Dowbiggin disappeared; and the duke, who was anxious to get the parlor cleared (for the house, except two rooms, was all appropriated to the assistants), resolved to inquire of his priest what the proper answer would be to Dowbiggin’s question which he had tried to evade by the offensive quibble, when Lord William Cobbett Russell reappeared, as white as a sheet.

“My dear father,” cried his Lordship, “it’s all over now. The philosophers have carried the thing too far: the chestnut mare swears she’ll be d—d if she goes out to-day.”

“What,” said the duke, “has their liberality gone to this? Do horses talk?

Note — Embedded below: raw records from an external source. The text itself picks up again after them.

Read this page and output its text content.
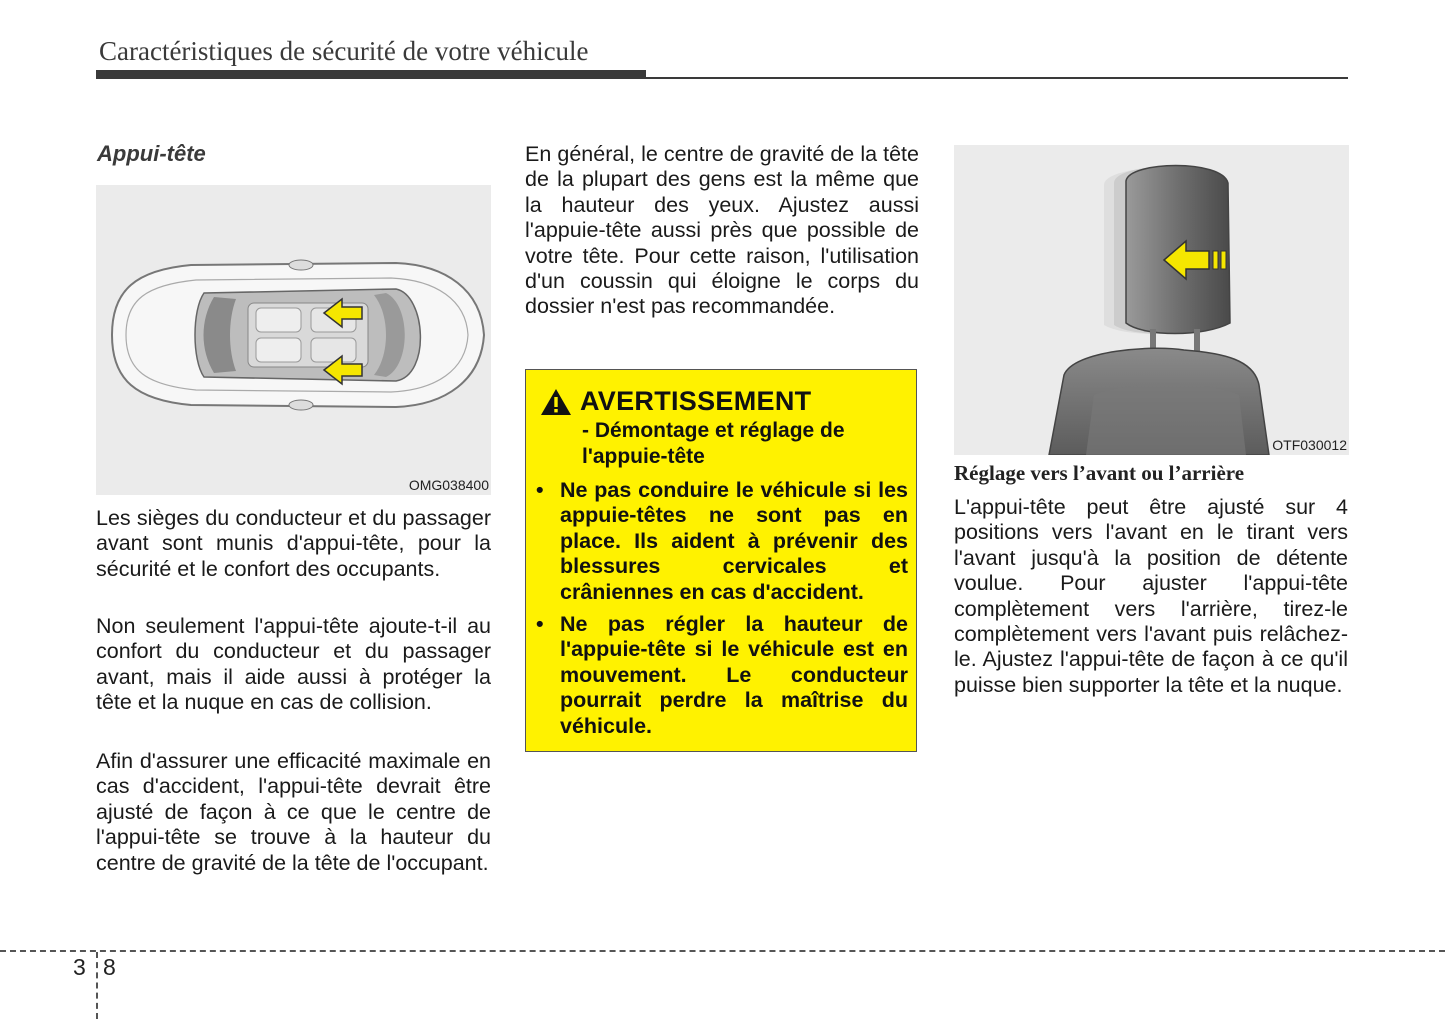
Caractéristiques de sécurité de votre véhicule
Appui-tête
OMG038400

Les sièges du conducteur et du passager avant sont munis d'appui-tête, pour la sécurité et le confort des occupants.

Non seulement l'appui-tête ajoute-t-il au confort du conducteur et du passager avant, mais il aide aussi à protéger la tête et la nuque en cas de collision.

Afin d'assurer une efficacité maximale en cas d'accident, l'appui-tête devrait être ajusté de façon à ce que le centre de l'appui-tête se trouve à la hauteur du centre de gravité de la tête de l'occupant.

En général, le centre de gravité de la tête de la plupart des gens est la même que la hauteur des yeux. Ajustez aussi l'appuie-tête aussi près que possible de votre tête. Pour cette raison, l'utilisation d'un coussin qui éloigne le corps du dossier n'est pas recommandée.

AVERTISSEMENT
- Démontage et réglage de l'appuie-tête
• Ne pas conduire le véhicule si les appuie-têtes ne sont pas en place. Ils aident à prévenir des blessures cervicales et crâniennes en cas d'accident.
• Ne pas régler la hauteur de l'appuie-tête si le véhicule est en mouvement. Le conducteur pourrait perdre la maîtrise du véhicule.
OTF030012
Réglage vers l’avant ou l’arrière

L'appui-tête peut être ajusté sur 4 positions vers l'avant en le tirant vers l'avant jusqu'à la position de détente voulue. Pour ajuster l'appui-tête complètement vers l'arrière, tirez-le complètement vers l'avant puis relâchez-le. Ajustez l'appui-tête de façon à ce qu'il puisse bien supporter la tête et la nuque.

3 8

My dear William, you and I know that asses have written before this; but for horses to speak!”

“Perhaps, Willy,” said the duchess, “it is merely yea and nay; or probably only the female horses who talk at all.”

“Yes, mother, yes,” said her son, “both of them spoke; and not only that, but Nap, the dog you were once so fond of, called after me to say that we had no right to keep him tied up in that dismal yard, and that he would appeal to Parliament if we did not let him out.”

“My dear duchess,” said the duke, who was even more alarmed at the spread of intelligence than her Grace, “there is but one thing for us to do: let us pack up all we can, and if we can get a few well-disposed post-horses, before they become too much enlightened, to take us towards the coast, let us be off.”

What happened further, this historical fragment does not explain; but it is believed that the family escaped with their clothes and a few valuables, leaving their property in the possession of their assistants, who by extending with a liberal anxiety (natural in men who have become learned and great by similar means themselves) the benefits of enlightenment, in turn gave way to the superior claims of inferior animals, and were themselves compelled eventually to relinquish happiness, power, and tranquillity in favor of monkeys, horses, jackasses, dogs, and all manner of beasts.